Prescopranone is a key intermediate in the biosynthesis of scopranones.[1] Prescopranone is the precursor to scopranone A, scopranone B, and scopranone C, which are produced by Streptomyces sp. BYK-11038.
The biosynthesis of prescopranone follows the module structure of a Type I polyketide synthase(PKS) with three elongation modules and a lactonizing thioesterase domain. Genome mining of Streptomyces sp. BYK identified a scopranone biosynthetic gene cluster containing 3 genes, sprA, sprB, and sprC, that encode modular PKSs.[2]

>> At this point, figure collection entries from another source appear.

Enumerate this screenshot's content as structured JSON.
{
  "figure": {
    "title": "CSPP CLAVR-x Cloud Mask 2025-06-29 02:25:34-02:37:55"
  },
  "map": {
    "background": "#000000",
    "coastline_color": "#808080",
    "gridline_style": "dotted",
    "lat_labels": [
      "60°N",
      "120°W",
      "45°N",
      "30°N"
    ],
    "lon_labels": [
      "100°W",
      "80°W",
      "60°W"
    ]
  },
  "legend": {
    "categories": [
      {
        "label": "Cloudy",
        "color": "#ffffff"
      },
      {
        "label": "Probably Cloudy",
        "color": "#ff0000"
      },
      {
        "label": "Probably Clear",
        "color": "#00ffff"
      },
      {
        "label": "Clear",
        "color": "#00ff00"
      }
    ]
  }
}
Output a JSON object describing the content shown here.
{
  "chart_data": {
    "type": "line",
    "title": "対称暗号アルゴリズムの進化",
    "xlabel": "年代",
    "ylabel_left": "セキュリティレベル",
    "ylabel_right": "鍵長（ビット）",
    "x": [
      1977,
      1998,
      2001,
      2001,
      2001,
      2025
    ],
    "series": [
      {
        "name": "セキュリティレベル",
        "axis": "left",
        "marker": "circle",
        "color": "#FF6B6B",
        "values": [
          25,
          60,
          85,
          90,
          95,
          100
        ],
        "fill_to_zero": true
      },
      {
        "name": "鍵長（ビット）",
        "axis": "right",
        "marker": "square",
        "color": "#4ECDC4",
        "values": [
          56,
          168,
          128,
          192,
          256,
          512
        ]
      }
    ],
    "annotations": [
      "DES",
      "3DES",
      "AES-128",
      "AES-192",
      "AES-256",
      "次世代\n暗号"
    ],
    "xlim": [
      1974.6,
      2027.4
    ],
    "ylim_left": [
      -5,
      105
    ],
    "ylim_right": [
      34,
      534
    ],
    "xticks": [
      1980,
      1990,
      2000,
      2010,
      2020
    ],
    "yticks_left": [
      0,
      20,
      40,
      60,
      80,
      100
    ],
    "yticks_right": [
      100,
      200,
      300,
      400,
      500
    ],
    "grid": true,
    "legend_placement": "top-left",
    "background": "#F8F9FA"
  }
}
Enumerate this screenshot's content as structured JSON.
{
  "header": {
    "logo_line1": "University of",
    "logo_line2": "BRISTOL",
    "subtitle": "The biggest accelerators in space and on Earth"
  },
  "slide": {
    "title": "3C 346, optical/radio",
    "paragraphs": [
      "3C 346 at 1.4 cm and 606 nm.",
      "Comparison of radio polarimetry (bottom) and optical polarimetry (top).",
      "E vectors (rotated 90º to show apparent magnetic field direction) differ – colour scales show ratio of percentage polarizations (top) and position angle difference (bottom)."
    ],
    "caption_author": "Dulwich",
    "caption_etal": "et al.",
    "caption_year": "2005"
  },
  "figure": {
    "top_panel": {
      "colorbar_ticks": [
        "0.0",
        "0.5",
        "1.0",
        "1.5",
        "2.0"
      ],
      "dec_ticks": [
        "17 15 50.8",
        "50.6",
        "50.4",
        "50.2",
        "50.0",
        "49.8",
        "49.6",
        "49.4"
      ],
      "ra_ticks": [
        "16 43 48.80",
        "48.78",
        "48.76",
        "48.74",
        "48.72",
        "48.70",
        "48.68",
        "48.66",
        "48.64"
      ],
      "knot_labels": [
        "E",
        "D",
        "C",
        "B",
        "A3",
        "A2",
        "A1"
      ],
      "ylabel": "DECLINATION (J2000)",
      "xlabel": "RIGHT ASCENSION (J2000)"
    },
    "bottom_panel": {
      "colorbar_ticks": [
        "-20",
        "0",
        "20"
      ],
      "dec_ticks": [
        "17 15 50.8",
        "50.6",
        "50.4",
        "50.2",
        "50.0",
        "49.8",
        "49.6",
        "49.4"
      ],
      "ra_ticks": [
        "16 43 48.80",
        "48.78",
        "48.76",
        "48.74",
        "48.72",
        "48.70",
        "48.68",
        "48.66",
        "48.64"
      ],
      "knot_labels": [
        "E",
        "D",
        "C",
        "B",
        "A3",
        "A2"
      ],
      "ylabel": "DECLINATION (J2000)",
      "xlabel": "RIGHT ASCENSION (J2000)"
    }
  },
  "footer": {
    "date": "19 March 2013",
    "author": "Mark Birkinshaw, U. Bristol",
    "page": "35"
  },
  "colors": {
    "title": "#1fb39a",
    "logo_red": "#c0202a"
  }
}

A starter acyl carrier protein is loaded with malonyl-CoA, and decarboxylated by a ketosynthase (KSQ). The starter unit is then transferred to module 1, which elongates the polyketide chain with ethyl malonyl-CoA. The tailoring domain of this module reduces the β-carbonyl to an alkene. Module 2 elongates the polyketide with ethylbutyl-malonyl-CoA. Finally, module 3 elongates the polyketide chain with ethyl malonyl-CoA, and is released upon the lactonization of the polyketide product by a thioesterase domain. Following the cyclization and release of the polyketide, the product undergoes a keto-enol tautomerism to form prescopranone.Both modules 2 and 3 contain dysfunctional ketoreductase (KR) domains, which do not reduce the β-carbonyl due to missing NAD(P)H binding motifs and tyrosine residues in their active sites.Prescopranone undergoes post-PKS transformations to form scopranones. Additionally, the deletion of a downstream gene sprT can disrupt biosynthesis of scopranones in Streptomyces avermitilis SUKA54. The products of this mutated pathway have yet to be elucidated.[3]
Prescopranone and similar compounds are currently being investigated as bone morphogenetic protein (BMP) inhibitors for the treatment of fibrodysplasia ossificans progressiva (FOP).